Jokes aside though, a young celebrity mother, Jade Goody, is now terminally ill from widespread secondary cancers that eminated from a cervical cancer that went untreated. News reports say this is because she ignored repeated letters requesting her to return to the surgery for further tests and treatment. There but for the grace of God go many others for it is so easy to say manyana, manyana. She now has weeks to live. She has been the subject of much press coverage and whether it is morally right to cover every detail of her deterioration. Whatever the rights or wrongs of that situation, and you may have an opinion on it, she is dying and will be leaving behind two young sons. Her rationale for living out her death in the public eye is to secure as much money for her sons' future. Her childhood with an addict mother had been tragic by all accounts but she seems determined to be a loving mother and give her children the choices and education she was never granted; as a Big Brother contestant she was vilified by the press for a lack of education but now that she is dying she is a hero to them - oh hail the fickle press and public. I am not a fan of reality television shows or celebrity where people are famous for being famous, and Jade falls into this category. Tragically though, she has transcended that moniker and through her celebrity, done something truly magnificent. It seems God had much bigger plans for this young woman. The general consensus by those in the know, is that many more women are clamouring to their surgeries to have a smear test done. Opinion on the constant coverage of her death has polarised the population into two camps, those who support her, those who condemn her and leave some astonishingly cruel comments on the newspaper online message boards. I am pragmatic about both viewpoints. I believe in live and let live but perhaps now I believe in die and let die. What harm does it do to let her die and the story to be told in a manner of her chosing? I wouldn't want it for me, but I defend the right of a dying woman to have the choice. Perhaps it's a small price to pay for the good she is doing.

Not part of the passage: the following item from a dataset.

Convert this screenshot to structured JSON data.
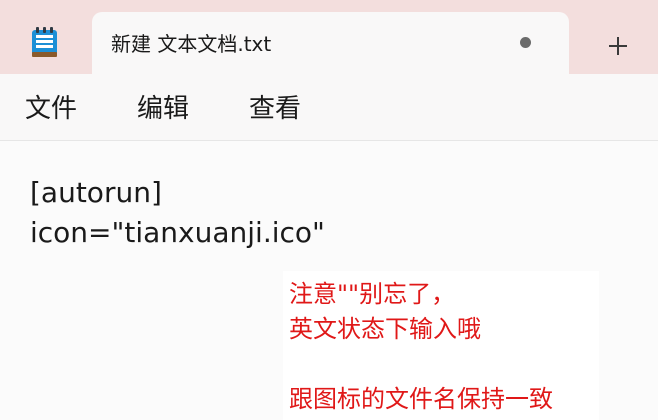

I am deeply moved by her plight and I admit, that it is instrumental in goading me into finally making that long overdue appointment. I, like many others, may just be very glad that we did and for that, Jade Goody's legacy is something much bigger, much more important and much more enduring than fifteen minutes of fame on a reality show. The nature of her death, how it came about and the message it conveys to women of all ages, backgrounds, creeds and cultures may just be a gift of life from an unfortunate young woman who's life ended prematurely and so publicly.
I don't want to watch her die anymore than I would want to watch anyone else die. I want privacy and dignity for her in her painful and heartbreaking journey. But it is her life and her death, and her decision. I have an off button if I don't care to rubberneck at her last moments on earth.
May the road rise up to meet you Jade Goody......and whilst I'm at it, my heartfelt thanks.